I have no doubt, at their core, leaders believe this premise to be true.  It makes sense, and at the very least, it sure sounds good.  Regardless of how automated we get and how reliant we become on technology, we need to take care of our people. 

One of the most beneficial ways to take care of our people, and in turn, truly demonstrate they are valuable, is through employee development.  That can range from on-the-job training for new folks to charting out a way for someone to become a senior executive.  In fact, the government has leadership development and succession planning codified in law.  Title 5 of the Code of Federal Regulations calls for the systematic training and development of supervisors, managers, and executives.   

We know not everyone wants or is qualified to be a supervisor, manager or executive.  That’s okay.  Regardless of whether an individual wants to be in their current position for the rest of their life, or if they’re willing to be mobile and want to progress up the ladder, employee development is critical to both the individual’s and the organizations’ success.  The Office of Personnel Management states “Career development planning benefits the individual employee as well as the organization by aligning employee training and development efforts with the organization’s mission, goals, and objectives.”  

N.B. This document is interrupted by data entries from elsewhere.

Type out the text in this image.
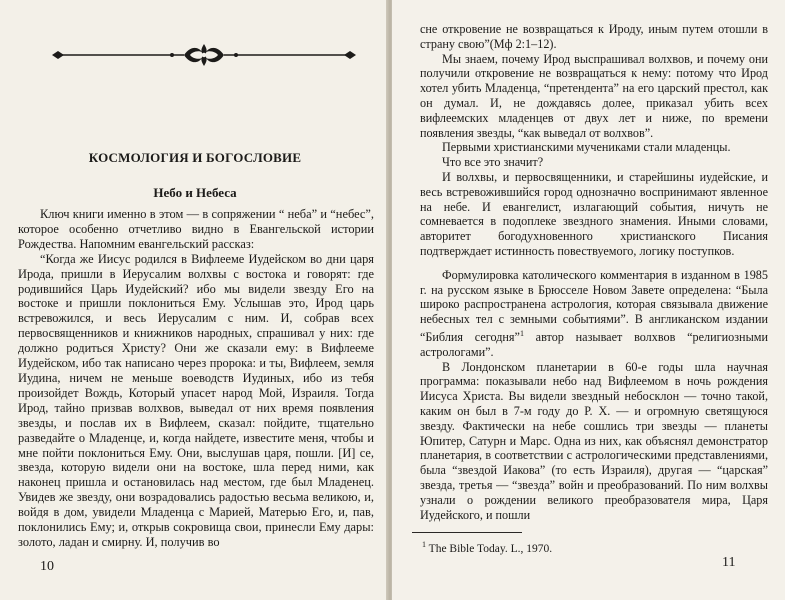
КОСМОЛОГИЯ И БОГОСЛОВИЕ
Небо и Небеса

Ключ книги именно в этом — в сопряжении “ неба” и “небес”, которое особенно отчетливо видно в Евангельской истории Рождества. Напомним евангельский рассказ:

“Когда же Иисус родился в Вифлееме Иудейском во дни царя Ирода, пришли в Иерусалим волхвы с востока и говорят: где родившийся Царь Иудейский? ибо мы видели звезду Его на востоке и пришли поклониться Ему. Услышав это, Ирод царь встревожился, и весь Иерусалим с ним. И, собрав всех первосвященников и книжников народных, спрашивал у них: где должно родиться Христу? Они же сказали ему: в Вифлееме Иудейском, ибо так написано через пророка: и ты, Вифлеем, земля Иудина, ничем не меньше воеводств Иудиных, ибо из тебя произойдет Вождь, Который упасет народ Мой, Израиля. Тогда Ирод, тайно призвав волхвов, выведал от них время появления звезды, и послав их в Вифлеем, сказал: пойдите, тщательно разведайте о Младенце, и, когда найдете, известите меня, чтобы и мне пойти поклониться Ему. Они, выслушав царя, пошли. [И] се, звезда, которую видели они на востоке, шла перед ними, как наконец пришла и остановилась над местом, где был Младенец. Увидев же звезду, они возрадовались радостью весьма великою, и, войдя в дом, увидели Младенца с Марией, Матерью Его, и, пав, поклонились Ему; и, открыв сокровища свои, принесли Ему дары: золото, ладан и смирну. И, получив во

10

сне откровение не возвращаться к Ироду, иным путем отошли в страну свою”(Мф 2:1–12).

Мы знаем, почему Ирод выспрашивал волхвов, и почему они получили откровение не возвращаться к нему: потому что Ирод хотел убить Младенца, “претендента” на его царский престол, как он думал. И, не дождавясь долее, приказал убить всех вифлеемских младенцев от двух лет и ниже, по времени появления звезды, “как выведал от волхвов”.

Первыми христианскими мучениками стали младенцы.

Что все это значит?

И волхвы, и первосвященники, и старейшины иудейские, и весь встревожившийся город однозначно воспринимают явленное на небе. И евангелист, излагающий события, ничуть не сомневается в подоплеке звездного знамения. Иными словами, авторитет богодухновенного христианского Писания подтверждает истинность повествуемого, логику поступков.

Формулировка католического комментария в изданном в 1985 г. на русском языке в Брюсселе Новом Завете определена: “Была широко распространена астрология, которая связывала движение небесных тел с земными событиями”. В англиканском издании “Библия сегодня”$^1$ автор называет волхвов “религиозными астрологами”.

В Лондонском планетарии в 60-е годы шла научная программа: показывали небо над Вифлеемом в ночь рождения Иисуса Христа. Вы видели звездный небосклон — точно такой, каким он был в 7-м году до Р. Х. — и огромную светящуюся звезду. Фактически на небе сошлись три звезды — планеты Юпитер, Сатурн и Марс. Одна из них, как объяснял демонстратор планетария, в соответствии с астрологическими представлениями, была “звездой Иакова” (то есть Израиля), другая — “царская” звезда, третья — “звезда” войн и преобразований. По ним волхвы узнали о рождении великого преобразователя мира, Царя Иудейского, и пошли

$^1$ The Bible Today. L., 1970.
11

Development often seems to be targeted only to those people who are being groomed for promotion or who are willing to be mobile.  For these folks, it’s important to establish individual development plans which provide a roadmap for short- and long-term goals.  But if a person wants to stay in their position for the foreseeable future, we still need to develop them.  We need them to be productive in their current role, so provide them the tools, training, and resources to be current and successful.  Individual development plans are useful for them as well, as you identify needs and any gaps in training or capabilities.

Early in my career, a seasoned manager pulled me into his office and asked me about my future plans.  He wanted to know what type of positions I wanted to work, and more importantly, where I wanted to end up.  I’m not sure why he took an interest in me.  We didn’t work in the same area, and I wasn’t in his organizational chain.  In retrospect, I think I was traveling a similar road as he had taken early in his career, and this was a way for him to give back and provide some short-term mentoring.  With his help, I outlined a map of sorts of the types of positions and assignments I should work towards over the course of my entire career.  He then provided some milestones for me to achieve at different points along the way to help me get where I wanted to go. 

For the most part, I followed that path pretty closely with a few deviations along the way.  It was never written in stone, nor should it have been.  Development is a personal thing, and one’s needs can change over time.  That’s true for the person as well as the organization.  But it starts with a small investment of time and some questions.  It’s hard to develop someone if they don’t know where they want to go.  It reminds me of a section of the book Alice in Wonderland.  “Alice came to a fork in the road.  ‘Which one will I take?’ she asked.  ‘Where do you want to go?’ responded the Cheshire Cat.  ‘I don’t know,’ Alice answered.  ‘Then it doesn’t matter,’ replied the cat.”   

But if our people are truly our most valuable resource, it does matter where they want to go.  It also matters where the organization needs to go.  New technologies, laws and policies, fiscal constraints, and a host of other factors will necessitate training and equipping employees.  People’s needs and ambitions will also change over time, and their destination may change.  And that’s okay.  But it’s incumbent upon leaders to keep the dialogue going and to keep asking questions. 

Establishing those individual development plans and revisiting them at least annually can help set new requirements, and maintain currency and qualifications.  They also help ensure they are going in the right direction—wherever and whatever that direction may be for each individual person.  It’s worth the investment.  It does matter.